Performance Comparison
Performance is remarkably fast. When I called dmesg
in a Kata container while writing this article, kernel version 4.14.51 started in significantly less than one second.
I ran the test on bare metal flavor physical.o2.medium on the Open Telekom Cloud, which provides a 2x8-core CPU Broadwell EP Xeon E5-2667v4 at 3.2GHz and with 256GB of RAM. This quite decent server can manage many containers. In this way, rounding effects during measurement can be reduced.
Important system parameters are memory requirements and CPU time. To compare how Kata Containers performs against a runC run time, the script in Listing 3 starts 100 containers from the nginx
image and stores a short, individual and static file, each containing the number of the respective container.

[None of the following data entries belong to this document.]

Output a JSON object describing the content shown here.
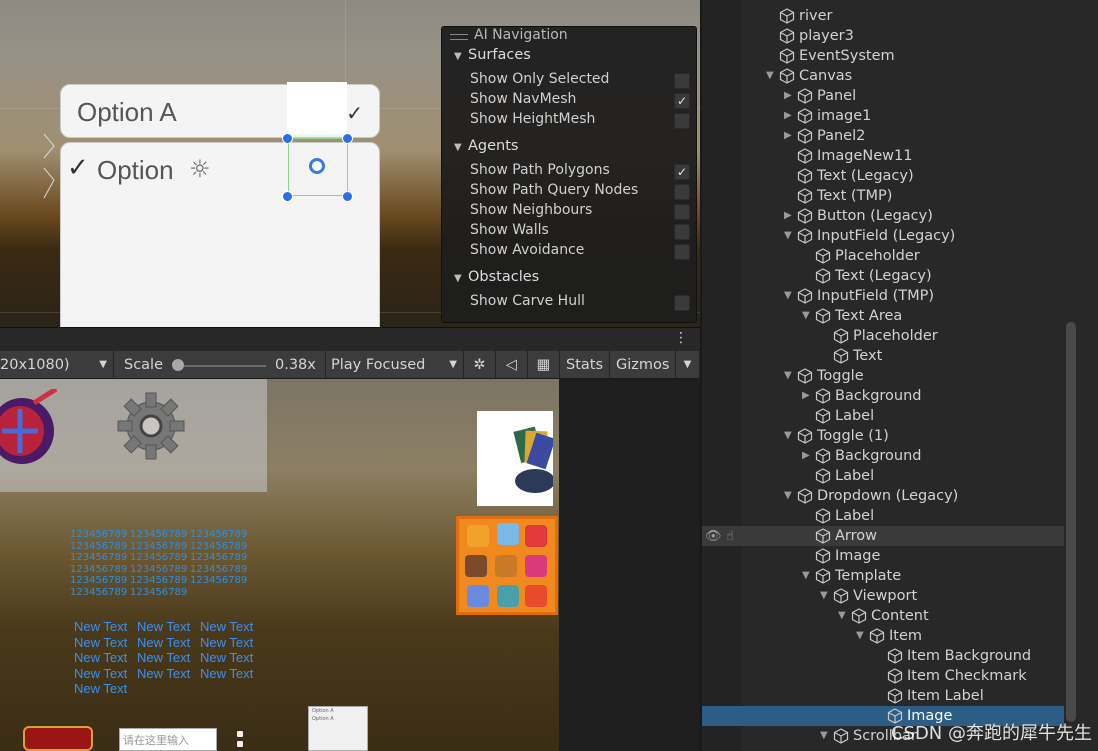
{
  "scene": {
    "dropdown_label": "Option A",
    "dropdown_item_label": "Option",
    "ai_nav": {
      "title": "AI Navigation",
      "sections": [
        {
          "title": "Surfaces",
          "rows": [
            {
              "label": "Show Only Selected",
              "checked": false
            },
            {
              "label": "Show NavMesh",
              "checked": true
            },
            {
              "label": "Show HeightMesh",
              "checked": false
            }
          ]
        },
        {
          "title": "Agents",
          "rows": [
            {
              "label": "Show Path Polygons",
              "checked": true
            },
            {
              "label": "Show Path Query Nodes",
              "checked": false
            },
            {
              "label": "Show Neighbours",
              "checked": false
            },
            {
              "label": "Show Walls",
              "checked": false
            },
            {
              "label": "Show Avoidance",
              "checked": false
            }
          ]
        },
        {
          "title": "Obstacles",
          "rows": [
            {
              "label": "Show Carve Hull",
              "checked": false
            }
          ]
        }
      ]
    }
  },
  "game_toolbar": {
    "resolution": "20x1080)",
    "scale_label": "Scale",
    "scale_value": "0.38x",
    "play_mode": "Play Focused",
    "stats": "Stats",
    "gizmos": "Gizmos"
  },
  "game": {
    "numbers": [
      [
        "123456789",
        "123456789",
        "123456789"
      ],
      [
        "123456789",
        "123456789",
        "123456789"
      ],
      [
        "123456789",
        "123456789",
        "123456789"
      ],
      [
        "123456789",
        "123456789",
        "123456789"
      ],
      [
        "123456789",
        "123456789",
        "123456789"
      ],
      [
        "123456789",
        "123456789"
      ]
    ],
    "texts": [
      [
        "New Text",
        "New Text",
        "New Text"
      ],
      [
        "New Text",
        "New Text",
        "New Text"
      ],
      [
        "New Text",
        "New Text",
        "New Text"
      ],
      [
        "New Text",
        "New Text",
        "New Text"
      ],
      [
        "New Text"
      ]
    ],
    "input_placeholder": "请在这里输入",
    "mini_dropdown": [
      "Option A",
      "Option A"
    ]
  },
  "hierarchy": {
    "items": [
      {
        "name": "river",
        "depth": 0,
        "fold": ""
      },
      {
        "name": "player3",
        "depth": 0,
        "fold": ""
      },
      {
        "name": "EventSystem",
        "depth": 0,
        "fold": ""
      },
      {
        "name": "Canvas",
        "depth": 0,
        "fold": "open"
      },
      {
        "name": "Panel",
        "depth": 1,
        "fold": "closed"
      },
      {
        "name": "image1",
        "depth": 1,
        "fold": "closed"
      },
      {
        "name": "Panel2",
        "depth": 1,
        "fold": "closed"
      },
      {
        "name": "ImageNew11",
        "depth": 1,
        "fold": ""
      },
      {
        "name": "Text (Legacy)",
        "depth": 1,
        "fold": ""
      },
      {
        "name": "Text (TMP)",
        "depth": 1,
        "fold": ""
      },
      {
        "name": "Button (Legacy)",
        "depth": 1,
        "fold": "closed"
      },
      {
        "name": "InputField (Legacy)",
        "depth": 1,
        "fold": "open"
      },
      {
        "name": "Placeholder",
        "depth": 2,
        "fold": ""
      },
      {
        "name": "Text (Legacy)",
        "depth": 2,
        "fold": ""
      },
      {
        "name": "InputField (TMP)",
        "depth": 1,
        "fold": "open"
      },
      {
        "name": "Text Area",
        "depth": 2,
        "fold": "open"
      },
      {
        "name": "Placeholder",
        "depth": 3,
        "fold": ""
      },
      {
        "name": "Text",
        "depth": 3,
        "fold": ""
      },
      {
        "name": "Toggle",
        "depth": 1,
        "fold": "open"
      },
      {
        "name": "Background",
        "depth": 2,
        "fold": "closed"
      },
      {
        "name": "Label",
        "depth": 2,
        "fold": ""
      },
      {
        "name": "Toggle (1)",
        "depth": 1,
        "fold": "open"
      },
      {
        "name": "Background",
        "depth": 2,
        "fold": "closed"
      },
      {
        "name": "Label",
        "depth": 2,
        "fold": ""
      },
      {
        "name": "Dropdown (Legacy)",
        "depth": 1,
        "fold": "open"
      },
      {
        "name": "Label",
        "depth": 2,
        "fold": ""
      },
      {
        "name": "Arrow",
        "depth": 2,
        "fold": "",
        "state": "hover"
      },
      {
        "name": "Image",
        "depth": 2,
        "fold": ""
      },
      {
        "name": "Template",
        "depth": 2,
        "fold": "open"
      },
      {
        "name": "Viewport",
        "depth": 3,
        "fold": "open"
      },
      {
        "name": "Content",
        "depth": 4,
        "fold": "open"
      },
      {
        "name": "Item",
        "depth": 5,
        "fold": "open"
      },
      {
        "name": "Item Background",
        "depth": 6,
        "fold": ""
      },
      {
        "name": "Item Checkmark",
        "depth": 6,
        "fold": ""
      },
      {
        "name": "Item Label",
        "depth": 6,
        "fold": ""
      },
      {
        "name": "Image",
        "depth": 6,
        "fold": "",
        "state": "selected"
      },
      {
        "name": "Scrollbar",
        "depth": 3,
        "fold": "open"
      }
    ],
    "watermark": "CSDN @奔跑的犀牛先生"
  }
}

The time required for this is measured by the script. For this purpose, the nginx
image should be loaded in cache in advance, so a test run is recommended before the actual measurement, to warm up both the image cache and the Linux cache.
Listing 3: Benchmark
#!/bin/bash N=100 time for i in {1..$N}; do CID=$(docker run --name server-$i -d nginx) docker exec server-$i /bin/sh -c "echo I am number $i > /usr/share/nginx/html/index.html" done # Check every container once: time for i in {1..$N}; do IP=$(docker inspect --format '{{.NetworkSettings.IPAddress}}' server-$i) curl http://${IP}/ & done
After starting the containers, the script can deliver the stored file from each instance over HTTP to prove that the services in the containers really are available. The time is also measured by the script. If you add both measured values and divide them by the number of containers, you get an average provisioning time per web server in one container.
For the Kata Containers, this was 1.6 seconds. The classic runC run time needs 0.6 seconds for the same task, and this value is stable even if the number of passes that can be configured in the script varies by using the N
variable.
Upper limits for N
are about 1,000 containers, because more than 1,024 IP addresses will not work with the virtual bridge interface that Docker uses. In the case of Kata Containers, 700 instances are the end of the line, because their lightweight VMs with 160MB of RAM have a far larger main memory requirement than a normal Linux process – no wonder, since each Kata container starts its own kernel.
If you want to recreate such a test yourself, you should do so on a dedicated system because it requires considerable resources. However, the load and the response behavior were no problem. Afterward, the containers are best discarded with a similar script.
Special Cases
Installing Kata Containers is easy. Even if you already have a Docker environment in use, you can simply extend it with the additional run time and select it as required with the --runtime
option. If you change the default permanently, all new containers automatically run on VMs.
Whether this makes sense for usual operations is a different matter. The additional memory requirement is noticeable, but the slightly longer startup time will only have an effect in very highly frequented microservice architectures. From a security point of view, VM isolation of course offers a completely different level of protection from that provided by namespaces and the like.
Kata Containers in the Docker Framework is a good alternative in cases when an additional isolation layer has to be introduced, which can be useful, for example, when processing particularly sensitive personal or business data.